Problem Solving Software
Problem solving software is used to teach problem solving skills. There are two main approaches used in problem solving software. They are content-area problem solving skills and content-free problem solving skills. Content- area problem solving software focuses on teaching skills mainly in math and science. Content-free problem solving software focuses on teaching general problem-solving abilities. Effective problem solving software must be clearly linked to cultivating a specific problem solving ability in students. Problem solving software can be interesting and motivating for students; however, it is important to test the software for its effectiveness in teaching problem solving skills before adopting it with the students. There is also concern that students will not be able to transfer knowledge they learned using the software to other areas (Roblyer, 2016, p. 97-100). One example of problem solving software to use in my fourth grade library class would be Kidspiration. The students at this age are still very new to looking up information, synthesizing and outlining the essential information they need, and using that information to write a well constructed report. Inspiration provides the logical steps a student would take to perform these functions at their level. Students can begin with a graphic organizer, then create an outline from the graphic organizer, and finally use the outline to create their report.. Students could work individually or with others. Using this software might be more time consuming with the students, but the information created might be more coherent for the students to read rather than using paper and pencil.

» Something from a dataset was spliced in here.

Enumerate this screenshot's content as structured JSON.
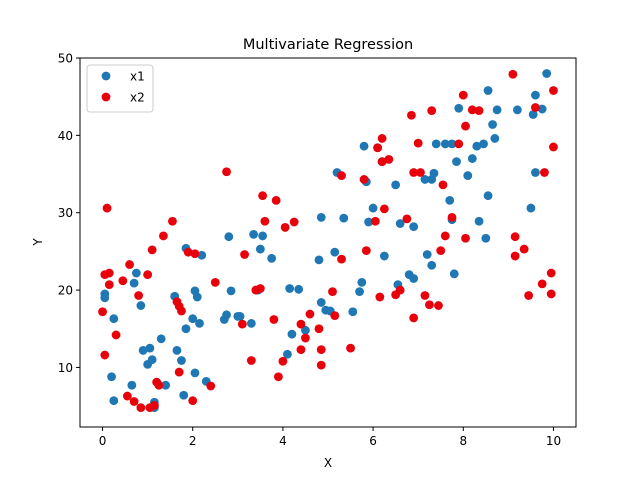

There are numerous amounts of instructional software available to deliver instruction in a variety of ways. It is important that educators are careful in selecting these programs to ensure that they provide the best possible educational experience for their students. All programs have their benefits and limitations, yet can be integrated in a meaningful way.
Roblyer, M. D. (2016). Integrating educational technology into teaching (7th ed., pp. 81-100). Upper Saddle River, NJ: Pearson.